You’ve been working long and hard on your project (Novel/Software Application/Workshop Pitch/Fill In the Blank). It’s colossal! It’s amazing! You’re ready to show it off to the world or at least your potential customers. The presentation goes well and you believe folks are on board. Then it happens. There’s always one “Neddy Negativity” in the crowd who tries to squash it.

What is Neddy’s motivation for dumping cold water on your idea? Is he hell-bent on squashing you to lift up his own kingdom? Sometimes. In my many years of experience, I’ve found that usually isn’t the case. Most folks are afraid of change. They don’t understand how your new idea is going to impact their world. Is it a good thing? Or is it just a waste of time that they really don’t have energy to bother with?

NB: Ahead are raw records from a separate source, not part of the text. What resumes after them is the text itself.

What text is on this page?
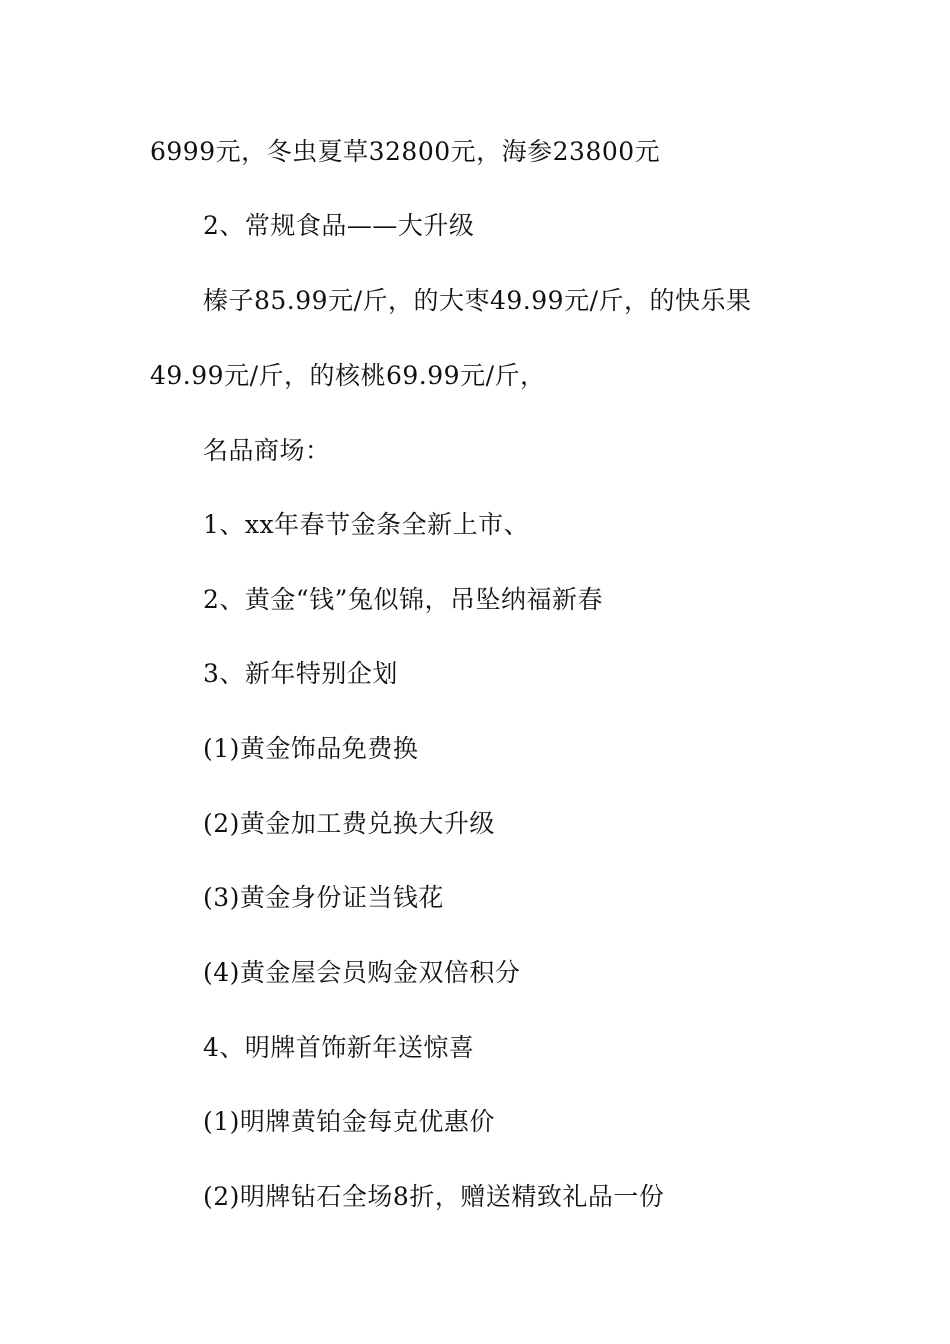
6999元，冬虫夏草32800元，海参23800元
2、常规食品——大升级
榛子85.99元/斤，的大枣49.99元/斤，的快乐果
49.99元/斤，的核桃69.99元/斤，
名品商场：
1、xx年春节金条全新上市、
2、黄金“钱”兔似锦，吊坠纳福新春
3、新年特别企划
(1)黄金饰品免费换
(2)黄金加工费兑换大升级
(3)黄金身份证当钱花
(4)黄金屋会员购金双倍积分
4、明牌首饰新年送惊喜
(1)明牌黄铂金每克优惠价
(2)明牌钻石全场8折，赠送精致礼品一份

It doesn’t really matter what the Neddy Negativities of the world think (though sometimes Neddy has some really good points and should at least be heard). Don’t let them squash good ideas. Be ready to tell these difficult folks about the benefits you’re offering. In other words: What’s in it for them?

  • DO: Research your potential customer. What are their needs? Who are their customers?
  • DO: Be as specific as you can. How will your writing workshop benefit their conference attendees (and pull in more interested students)? How will your software application make their life easier and reduce costs and/or streamline processes?
  • DON’T: Give an exaggerated used car salesman pitch. Do not exaggerate what your product can do. “Truth Will Out!” If you and your product can’t live up to the promises you make, your credibility will be in question and so will your professional reputation.
  • DON’T: Be vague. There are professional bullshit blockers (like myself) out there whose job it is to protect the fiscal, technical infrastructure and employee well-being of their organizations. If you can’t tell us exactly what, when, why, how and how much…well, we’ll go to the next person who can. Think your presentations through from this point of view.

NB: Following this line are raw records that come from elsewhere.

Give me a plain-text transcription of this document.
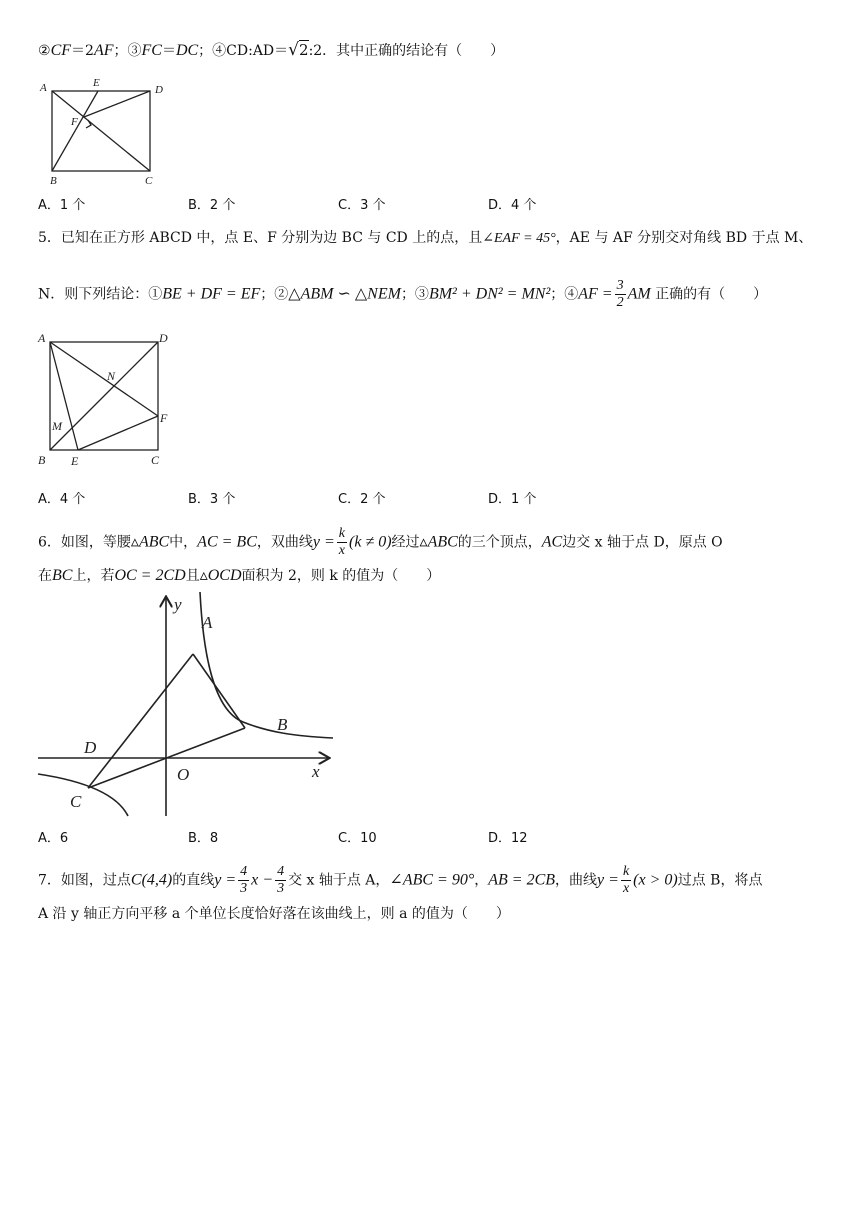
②CF＝2AF；③FC＝DC；④CD:AD＝√2:2．其中正确的结论有（　　）
A	E
D
F
B	C
A．1 个	B．2 个	C．3 个	D．4 个
5．已知在正方形 ABCD 中，点 E、F 分别为边 BC 与 CD 上的点，且∠EAF = 45°，AE 与 AF 分别交对角线 BD 于点 M、
N．则下列结论：①BE + DF = EF；②△ABM ∽ △NEM；③BM² + DN² = MN²；④AF = $\frac{3}{2}$ AM 正确的有（　　）
A	D
N
F
M
B E	C
A．4 个	B．3 个	C．2 个	D．1 个
6．如图，等腰▵ABC中，AC = BC，双曲线$y = \frac{k}{x} (k \ne 0)$经过▵ABC的三个顶点，AC边交 x 轴于点 D，原点 O
在BC上，若OC = 2CD且▵OCD面积为 2，则 k 的值为（　　）
y
A
B
D
O	x
C
A．6	B．8	C．10	D．12
7．如图，过点C(4,4)的直线$y = \frac{4}{3}$ $x - \frac{4}{3}$ 交 x 轴于点 A，∠ABC = 90°，AB = 2CB，曲线$y = \frac{k}{x} (x > 0)$过点 B，将点
A 沿 y 轴正方向平移 a 个单位长度恰好落在该曲线上，则 a 的值为（　　）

Final Thoughts – Before people are willing to invest time and resources into something, they want to understand what’s in it for them. It’s human nature. We’re pulled and prodded into so many directions, the last thing we want is yet another responsibility. How is what you’re trying to sell me of any benefit? How is it going to make my life easier? How is it going to benefit my customers? If you can answer those questions, then your chance for success dramatically increases.